There’s a cumulative moment, towards the end of Paul’s
letter to the deeply divided church in Rome, where he exhorts them to ‘Welcome
one another, therefore, just as Christ welcomed you, for the glory of God’ (Romans
15:7). By and with and in Jesus, the Gentiles had been included within God’s
expanding people; but the house churches of Rome were divided along ethnic and
cultural lines, Christians of Jewish and of Greco-Roman heritage. And Paul
writes, Welcome one another. Receive one another. Take one another in to
yourselves. Just as Christ welcomed you. Received you. Has taken you into
himself.
Mary gives birth to her firstborn son in the room
shared by her husband’s family, because there is not enough room for her to
give birth, attended by the women of the house, in the guest room where the
newly-weds were sleeping. In the main room, shared at night by humans and their
livestock, there was room. Room for Jesus to be born, to be welcomed…but first
and foremost, room for Jesus to welcome us. To welcome you.
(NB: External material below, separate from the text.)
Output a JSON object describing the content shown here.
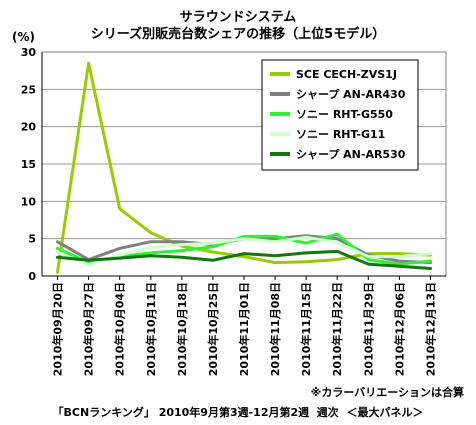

In this expanding welcome, all my ancestors are welcomed
in me, just as I shall be welcomed in my descendants. All those whose choices,
and restricted choices, have benefited and impaired me. All those who will be
benefited or impaired by my choices. In this welcome, constraints run to the
third or fourth generation, and blessing unto thousands.
Hope is the conviction that in the end all shall be
well. More, that we shall all be witnesses on that Day, when the Sun of
Righteousness dawned for those living in darkness and the shadow of death.